Future of Disability Rights

Kemp says that, moving forward, he hopes that all aspects of the rights provided by the ADA continue to improve. In the area of public transportation, for example, more cities need fully accessible transit systems. “Transportation is always going to be something that needs to change,” he says.

Thomas echoes that sentiment. “I’ve had two artificial legs since I was age 10 and I’m 51 now, so it’s not like I’m a novice in walking around on artificial legs.” But recent surgery relegated him to a mobility scooter or crutches, and he says it was a brutal awakening to how haphazard and unreliable the paratransit system is in some cities.

Like Kemp, Bastian, and many other amputees, Thomas has experienced firsthand the changes in life options for people with disabilities.
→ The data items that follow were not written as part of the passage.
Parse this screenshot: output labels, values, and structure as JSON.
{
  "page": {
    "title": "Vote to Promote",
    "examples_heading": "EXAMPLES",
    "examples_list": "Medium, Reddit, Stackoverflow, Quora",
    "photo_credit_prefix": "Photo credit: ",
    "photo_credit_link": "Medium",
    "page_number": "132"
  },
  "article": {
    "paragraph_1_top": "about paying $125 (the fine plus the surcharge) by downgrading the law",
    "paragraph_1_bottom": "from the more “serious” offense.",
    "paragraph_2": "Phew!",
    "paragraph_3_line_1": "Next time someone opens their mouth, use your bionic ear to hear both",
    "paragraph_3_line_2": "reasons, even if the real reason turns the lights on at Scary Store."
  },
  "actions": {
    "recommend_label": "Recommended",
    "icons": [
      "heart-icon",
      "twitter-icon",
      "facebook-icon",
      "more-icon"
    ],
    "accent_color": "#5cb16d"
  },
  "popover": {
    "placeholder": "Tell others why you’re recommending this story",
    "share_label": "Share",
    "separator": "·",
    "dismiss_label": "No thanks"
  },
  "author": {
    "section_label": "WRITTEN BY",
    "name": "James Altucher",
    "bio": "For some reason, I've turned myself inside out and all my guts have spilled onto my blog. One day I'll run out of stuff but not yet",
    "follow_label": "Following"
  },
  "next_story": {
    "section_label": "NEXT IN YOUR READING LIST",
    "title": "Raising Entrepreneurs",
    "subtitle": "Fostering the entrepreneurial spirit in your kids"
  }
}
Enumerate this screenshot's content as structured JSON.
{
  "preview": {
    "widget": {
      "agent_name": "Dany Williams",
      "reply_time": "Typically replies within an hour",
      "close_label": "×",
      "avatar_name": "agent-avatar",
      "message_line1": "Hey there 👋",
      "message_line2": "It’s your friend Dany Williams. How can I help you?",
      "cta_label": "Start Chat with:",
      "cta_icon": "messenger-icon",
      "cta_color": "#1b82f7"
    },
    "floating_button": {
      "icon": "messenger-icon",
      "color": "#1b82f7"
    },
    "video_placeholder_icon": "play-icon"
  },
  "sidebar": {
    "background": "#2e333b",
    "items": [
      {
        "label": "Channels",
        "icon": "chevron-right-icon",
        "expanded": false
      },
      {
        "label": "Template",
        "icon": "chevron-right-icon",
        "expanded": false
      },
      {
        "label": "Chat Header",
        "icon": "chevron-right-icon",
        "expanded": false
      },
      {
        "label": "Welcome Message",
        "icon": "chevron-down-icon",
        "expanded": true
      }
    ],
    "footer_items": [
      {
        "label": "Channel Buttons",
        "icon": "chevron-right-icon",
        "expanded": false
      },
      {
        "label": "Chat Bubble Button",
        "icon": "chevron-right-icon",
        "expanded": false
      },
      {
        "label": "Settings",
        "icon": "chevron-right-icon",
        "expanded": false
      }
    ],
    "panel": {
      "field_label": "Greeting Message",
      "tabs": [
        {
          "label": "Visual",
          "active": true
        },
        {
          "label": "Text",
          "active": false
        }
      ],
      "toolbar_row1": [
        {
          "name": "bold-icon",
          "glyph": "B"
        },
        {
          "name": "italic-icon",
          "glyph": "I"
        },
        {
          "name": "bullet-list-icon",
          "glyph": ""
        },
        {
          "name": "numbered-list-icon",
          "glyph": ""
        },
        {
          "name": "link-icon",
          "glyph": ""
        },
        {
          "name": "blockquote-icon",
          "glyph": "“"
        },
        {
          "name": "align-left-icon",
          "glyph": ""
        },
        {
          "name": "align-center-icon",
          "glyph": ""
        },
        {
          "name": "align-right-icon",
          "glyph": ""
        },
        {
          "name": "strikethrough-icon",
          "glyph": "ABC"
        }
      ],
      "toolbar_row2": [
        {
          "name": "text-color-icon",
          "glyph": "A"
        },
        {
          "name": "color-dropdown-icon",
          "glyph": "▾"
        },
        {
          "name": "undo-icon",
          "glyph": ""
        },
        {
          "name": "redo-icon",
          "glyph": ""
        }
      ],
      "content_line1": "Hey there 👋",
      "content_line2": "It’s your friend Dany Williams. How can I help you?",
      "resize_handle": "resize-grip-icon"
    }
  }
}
Now there are available devices “that allow people to go to work and pay taxes and raise their family and run marathons and climb rock walls and do all kinds of stuff. That’s an incredible advance from where prosthetic care was 20, 30, 40 years ago—if they have access to the technology,” he says. “If they don’t, then they’re kind of back in the ’60s.” And virtually everyone agrees that improvements in access to healthcare—particularly prosthetic care—would be welcome.

As Thomas points out, the ACA is the next component to the ADA. Health insurance wasn’t addressed in the ADA, and prior to January 1, 2014, the healthcare system was centered around discrimination based on health status; insurance companies asked questions of applicants to determine the level of risk that applicants provided for purposes of setting the premium, he says—“the higher the risk, the higher the premium.”

The ACA prohibits discrimination based on health status in the purchase and administration of health insurance. Under the ACA, there should be no annual or lifetime limits in benefits, no pre-existing conditions exclusions, guaranteed renewability of insurance plans, guaranteed issue, and government subsidy if necessary.

“That’s really powerful. And it is, in fact, the one major thing that the ADA did not address,” Thomas says.